The Commission on Race and Ethnic Disparities report published last week was a missed opportunity. We were disappointed that it downplayed the existence of structural racism and that it did not adequately capture the experience of people from ethnic minority backgrounds.
There is a compelling body of evidence on racial disparities in children's health outcomes. The report failed to acknowledge that whilst these disparities are often linked to social factors such as poverty and poor housing, these factors are structurally driven.
The availability of data on health outcomes by ethnicity is poor. We know that that there are racial disparities in rates of infant mortality, for example, but not for other indicators, as ethnicity data is not routinely collected alongside the health measurement. This must be addressed urgently - Government, departments and other agencies must work to improve the collection and monitoring of this data.

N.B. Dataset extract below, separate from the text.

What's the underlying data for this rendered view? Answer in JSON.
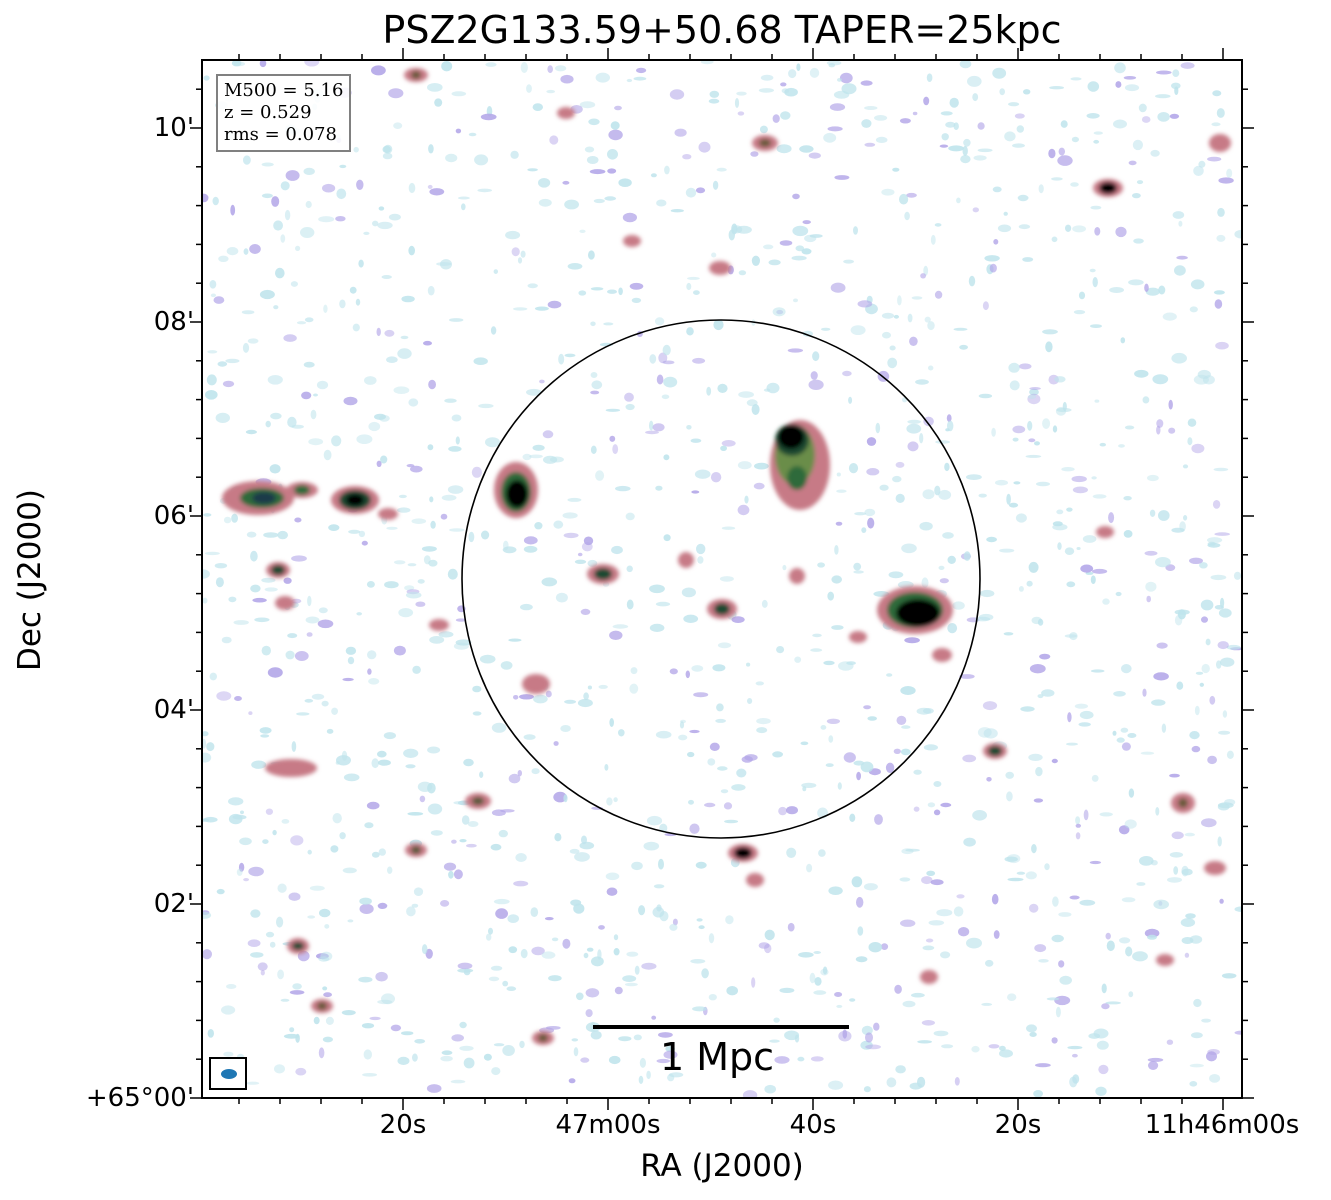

With the establishment of the UK Health Security Agency and the implications for the future work of Public Health England (PHE), the Government should waste no time in considering the recommended Office for Health Disparities along with the wider recognition of health inequalities needing to be tackled in a joined-up way across Government.
Most urgently of all, the Government needs to engage with members of ethnic minority communities, listen to their concerns, and work with community leaders to build trust and a programme of reforms that will address race and ethnic disparities in health outcomes in the UK.
As the Royal College of Paediatrics and Child Health, we have long advocated for child health equality. Recent events such as COVID-19 and the wider global debate on race and discrimination has sharpened attention on health inequalities. To ensure meaningful improvements in child health outcomes and enable the achievement of change to end child health inequalities, we have developed our thinking, examining drivers determining health outcomes, including ethnic background.